The Fat in Chicken Isn’t All Bad

Most of the fat in chicken is unsaturated. A roasted chicken breast with 4 grams of total fat contains less than 1 gram of saturated fat, meaning roughly 80% of its fat comes from the mono- and polyunsaturated types that are easier on your cardiovascular system. Even dark meat, while higher in total fat, maintains a relatively favorable ratio. This puts chicken in a better position than beef or pork, where saturated fat makes up a larger share of the total.

Cooking Method Changes Everything

Roasting, grilling, or poaching chicken keeps the fat content close to its natural level. Frying adds fat from the cooking oil and any breading that soaks it up. A single fried chicken drumstick with skin and breading contains about 12.7 grams of fat in just 75 grams of meat. A roasted drumstick with skin weighs more (105 grams) yet has less total fat at 10.7 grams. Ounce for ounce, frying can nearly double the fat density.

Pan-searing in a small amount of oil adds less fat than deep-frying but still more than dry-heat methods. If you’re choosing chicken specifically to keep fat low, roasting, baking, or grilling without added oil will get you closest to those baseline numbers on the nutrition label.

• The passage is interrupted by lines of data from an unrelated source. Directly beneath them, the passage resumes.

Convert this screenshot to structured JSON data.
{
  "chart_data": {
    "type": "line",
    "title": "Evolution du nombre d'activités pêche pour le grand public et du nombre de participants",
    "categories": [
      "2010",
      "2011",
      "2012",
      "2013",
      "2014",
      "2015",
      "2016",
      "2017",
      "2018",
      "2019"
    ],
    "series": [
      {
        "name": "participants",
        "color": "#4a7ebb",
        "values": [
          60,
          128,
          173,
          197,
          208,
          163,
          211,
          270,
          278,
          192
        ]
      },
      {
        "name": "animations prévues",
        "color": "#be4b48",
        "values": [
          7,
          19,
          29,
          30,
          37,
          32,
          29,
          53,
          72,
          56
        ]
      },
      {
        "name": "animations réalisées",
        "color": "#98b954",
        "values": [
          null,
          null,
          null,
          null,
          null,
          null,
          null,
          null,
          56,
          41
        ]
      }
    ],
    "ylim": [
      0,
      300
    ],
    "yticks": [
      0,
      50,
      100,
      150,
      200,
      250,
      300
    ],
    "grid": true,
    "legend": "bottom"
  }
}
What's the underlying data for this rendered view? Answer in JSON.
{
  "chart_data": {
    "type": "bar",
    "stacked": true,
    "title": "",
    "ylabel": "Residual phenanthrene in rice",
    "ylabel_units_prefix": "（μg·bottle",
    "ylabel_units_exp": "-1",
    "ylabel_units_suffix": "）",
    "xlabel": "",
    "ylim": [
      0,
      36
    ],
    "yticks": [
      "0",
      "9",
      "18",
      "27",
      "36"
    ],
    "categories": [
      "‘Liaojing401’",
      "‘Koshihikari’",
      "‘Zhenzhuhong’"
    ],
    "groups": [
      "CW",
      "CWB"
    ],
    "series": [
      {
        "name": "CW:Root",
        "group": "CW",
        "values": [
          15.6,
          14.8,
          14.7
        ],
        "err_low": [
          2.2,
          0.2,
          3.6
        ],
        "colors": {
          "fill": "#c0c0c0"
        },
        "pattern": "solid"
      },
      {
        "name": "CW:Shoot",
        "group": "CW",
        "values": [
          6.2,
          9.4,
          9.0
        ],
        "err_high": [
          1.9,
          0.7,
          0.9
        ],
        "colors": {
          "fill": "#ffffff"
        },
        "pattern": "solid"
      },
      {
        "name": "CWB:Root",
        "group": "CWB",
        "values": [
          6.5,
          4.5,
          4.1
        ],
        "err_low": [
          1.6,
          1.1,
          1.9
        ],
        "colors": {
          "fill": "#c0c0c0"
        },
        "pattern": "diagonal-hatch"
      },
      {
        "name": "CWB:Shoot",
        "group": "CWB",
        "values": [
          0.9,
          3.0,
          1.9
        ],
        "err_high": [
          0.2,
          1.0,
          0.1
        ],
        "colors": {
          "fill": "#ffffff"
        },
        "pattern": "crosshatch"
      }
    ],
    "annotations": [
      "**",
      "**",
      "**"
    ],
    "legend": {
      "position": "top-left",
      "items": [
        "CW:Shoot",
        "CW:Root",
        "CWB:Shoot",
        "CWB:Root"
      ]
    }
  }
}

Watch for Added Ingredients in Packaged Chicken

Raw chicken at the grocery store isn’t always just chicken. Products labeled “self-basting,” “marinated,” or “for flavoring” have been injected with a solution during processing. According to the USDA, these solutions can contain butter or other edible fats, broth, spices, and flavor enhancers. Bone-in poultry can have up to 3% of its weight added through this process, and boneless poultry up to 8%.

That 8% figure matters. If you buy a pound of boneless chicken breast expecting 3 grams of fat per serving, an injected solution containing butter or oil will push that number higher. Check the ingredients list on the package. Plain, unenhanced chicken will list only “chicken” as an ingredient. Anything with a solution will spell it out, and you’ll often notice a lower price per pound on enhanced products because you’re partially paying for added water and flavorings.

What “Low Fat” Actually Means

Under FDA labeling rules, a food qualifies as “low fat” if it contains 3 grams of fat or less per serving. Skinless chicken breast meets this standard. Skinless dark meat, at 9 grams per serving, does not. The FDA also defines “extra lean” for meat products as less than 5 grams total fat, less than 2 grams saturated fat, and less than 95 milligrams of cholesterol per serving. Chicken breast clears these thresholds easily.

So if you’re asking whether chicken is low fat in the formal, regulatory sense: breast meat qualifies, dark meat doesn’t, and skin or breading will disqualify any cut. In practical terms, even skinless dark meat chicken is still considerably leaner than most beef and many pork cuts, making it a solid choice for anyone looking to reduce their overall fat intake without going meatless.